La nouvelle autorisation d'instruction à domicile
À compter de la rentrée scolaire 2022, l'autorisation préalable d'instruction dans la famille se substitue à la simple déclaration annuelle actuelle.
L'instruction à domicile, reconnue depuis 1882, avait été déjà restreinte par la loi Blanquer qui introduisait la possibilité de contrôles inopinés de l'instruction dispensée (1). La loi confortant les principes de la République (2) renforce cette logique d'encadrement et opère un renversement de principe : la scolarisation de tous les enfants dans un établissement scolaire devient obligatoire et l'instruction en famille dérogatoire (art. L. 131-2 du code de l'éducation). Désormais, elle sera soumise à autorisation (et non plus seulement à déclaration) et accordée dans un nombre de cas restreints. Ces dispositions entrent en vigueur à la rentrée scolaire 2022 (les familles pratiquant l'instruction à domicile en 2021-2022 bénéficient d'une autorisation de droit pour les deux prochaines années scolaires).

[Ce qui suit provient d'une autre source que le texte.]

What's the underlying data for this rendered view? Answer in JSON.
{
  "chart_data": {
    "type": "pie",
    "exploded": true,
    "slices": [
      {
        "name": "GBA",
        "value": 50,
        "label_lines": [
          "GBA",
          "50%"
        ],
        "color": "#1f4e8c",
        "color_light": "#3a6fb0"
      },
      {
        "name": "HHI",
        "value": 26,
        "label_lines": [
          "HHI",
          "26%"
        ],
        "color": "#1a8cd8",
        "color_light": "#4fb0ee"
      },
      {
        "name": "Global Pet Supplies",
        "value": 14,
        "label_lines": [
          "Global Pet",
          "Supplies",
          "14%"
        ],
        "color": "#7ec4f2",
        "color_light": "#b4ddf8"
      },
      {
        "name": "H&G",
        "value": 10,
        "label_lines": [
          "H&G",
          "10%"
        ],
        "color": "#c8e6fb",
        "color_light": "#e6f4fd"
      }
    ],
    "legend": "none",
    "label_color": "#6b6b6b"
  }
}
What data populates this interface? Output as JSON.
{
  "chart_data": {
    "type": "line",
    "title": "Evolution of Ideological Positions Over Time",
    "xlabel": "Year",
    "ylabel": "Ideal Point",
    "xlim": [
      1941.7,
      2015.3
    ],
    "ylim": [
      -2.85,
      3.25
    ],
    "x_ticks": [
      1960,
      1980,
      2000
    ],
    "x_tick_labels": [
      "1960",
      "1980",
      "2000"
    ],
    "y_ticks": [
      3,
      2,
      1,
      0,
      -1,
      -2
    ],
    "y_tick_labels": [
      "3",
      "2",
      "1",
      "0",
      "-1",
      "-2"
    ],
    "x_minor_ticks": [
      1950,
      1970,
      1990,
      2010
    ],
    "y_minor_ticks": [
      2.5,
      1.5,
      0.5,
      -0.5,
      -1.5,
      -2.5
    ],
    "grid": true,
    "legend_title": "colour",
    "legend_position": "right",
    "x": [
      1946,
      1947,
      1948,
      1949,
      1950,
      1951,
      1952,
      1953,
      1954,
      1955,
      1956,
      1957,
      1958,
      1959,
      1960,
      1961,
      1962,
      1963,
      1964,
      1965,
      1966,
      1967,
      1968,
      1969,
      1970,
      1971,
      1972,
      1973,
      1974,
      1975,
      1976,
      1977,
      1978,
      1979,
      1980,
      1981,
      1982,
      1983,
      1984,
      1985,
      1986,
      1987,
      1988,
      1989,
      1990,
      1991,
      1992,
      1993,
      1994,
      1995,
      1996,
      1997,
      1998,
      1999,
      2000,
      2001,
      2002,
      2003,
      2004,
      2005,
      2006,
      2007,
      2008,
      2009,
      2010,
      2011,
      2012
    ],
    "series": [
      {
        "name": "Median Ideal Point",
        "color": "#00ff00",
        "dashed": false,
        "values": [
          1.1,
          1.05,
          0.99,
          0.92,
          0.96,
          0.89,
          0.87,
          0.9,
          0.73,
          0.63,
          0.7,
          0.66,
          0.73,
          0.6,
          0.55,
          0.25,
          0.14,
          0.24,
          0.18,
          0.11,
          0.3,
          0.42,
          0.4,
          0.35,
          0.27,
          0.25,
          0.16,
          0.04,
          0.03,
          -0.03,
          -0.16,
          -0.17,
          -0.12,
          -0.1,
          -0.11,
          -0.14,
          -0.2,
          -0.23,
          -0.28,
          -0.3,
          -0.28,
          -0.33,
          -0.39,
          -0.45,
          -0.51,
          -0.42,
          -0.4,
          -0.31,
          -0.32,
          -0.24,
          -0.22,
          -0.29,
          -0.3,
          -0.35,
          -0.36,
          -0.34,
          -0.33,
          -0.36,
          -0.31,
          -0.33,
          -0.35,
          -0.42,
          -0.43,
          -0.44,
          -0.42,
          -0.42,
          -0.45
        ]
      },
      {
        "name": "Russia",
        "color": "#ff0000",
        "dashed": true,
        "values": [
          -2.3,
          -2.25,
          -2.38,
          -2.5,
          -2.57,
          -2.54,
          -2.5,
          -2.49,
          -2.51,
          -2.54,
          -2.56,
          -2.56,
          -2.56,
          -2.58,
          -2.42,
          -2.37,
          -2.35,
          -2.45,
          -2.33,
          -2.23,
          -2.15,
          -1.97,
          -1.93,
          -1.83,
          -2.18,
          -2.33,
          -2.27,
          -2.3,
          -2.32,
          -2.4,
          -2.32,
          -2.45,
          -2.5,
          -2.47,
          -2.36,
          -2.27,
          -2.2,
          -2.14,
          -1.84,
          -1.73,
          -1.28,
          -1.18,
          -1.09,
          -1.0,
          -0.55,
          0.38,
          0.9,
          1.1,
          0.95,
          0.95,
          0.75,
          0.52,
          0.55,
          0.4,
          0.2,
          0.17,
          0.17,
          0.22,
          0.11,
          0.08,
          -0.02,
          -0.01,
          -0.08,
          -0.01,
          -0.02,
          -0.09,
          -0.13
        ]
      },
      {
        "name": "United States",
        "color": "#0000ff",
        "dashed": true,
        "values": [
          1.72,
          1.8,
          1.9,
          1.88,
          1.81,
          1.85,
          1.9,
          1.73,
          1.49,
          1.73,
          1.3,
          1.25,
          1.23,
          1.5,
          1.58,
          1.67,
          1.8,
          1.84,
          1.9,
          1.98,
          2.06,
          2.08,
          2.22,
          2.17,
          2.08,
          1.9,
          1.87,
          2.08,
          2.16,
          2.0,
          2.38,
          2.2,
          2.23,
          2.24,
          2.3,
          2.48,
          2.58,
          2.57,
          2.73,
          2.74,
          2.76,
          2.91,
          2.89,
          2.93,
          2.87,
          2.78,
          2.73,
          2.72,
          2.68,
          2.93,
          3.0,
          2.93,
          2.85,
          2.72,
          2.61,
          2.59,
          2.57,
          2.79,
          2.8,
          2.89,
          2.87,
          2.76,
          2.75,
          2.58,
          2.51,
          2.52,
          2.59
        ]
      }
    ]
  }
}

1. La délivrance de l'autorisation
L'autorisation est délivrée par le directeur académique des services de l'Éducation nationale (DASEN) pour une année scolaire (art. L. 131-5-1 du code de l'éducation). Sauf dans le cas d'enfants malades ou handicapés, où l'autorisation peut être accordée pour trois années scolaires, elle doit donc être accordée avant chaque rentrée (la demande doit être faite entre le 1er mars et le 31 mai) (3).
Pour la délivrer, le rectorat doit s'assurer que la demande répond à l'un des motifs recevables, mais également contrôler la capacité à instruire de la personne en charge de l'enfant et vérifier que le projet d'instruction est adapté aux capacités et au rythme d'apprentissage de l'enfant (4). Pour cela, il peut convoquer l'enfant, ses responsables et les personnes chargées de l'instruire à un entretien. Sa décision est rendue dans un délai de 2 mois maximum, l'absence de réponse valant acceptation. Le maire (et le président du conseil départemental) est informé des autorisations qui sont délivrées à des enfants de sa commune et du changement de domicile des familles qui ont reçu une autorisation.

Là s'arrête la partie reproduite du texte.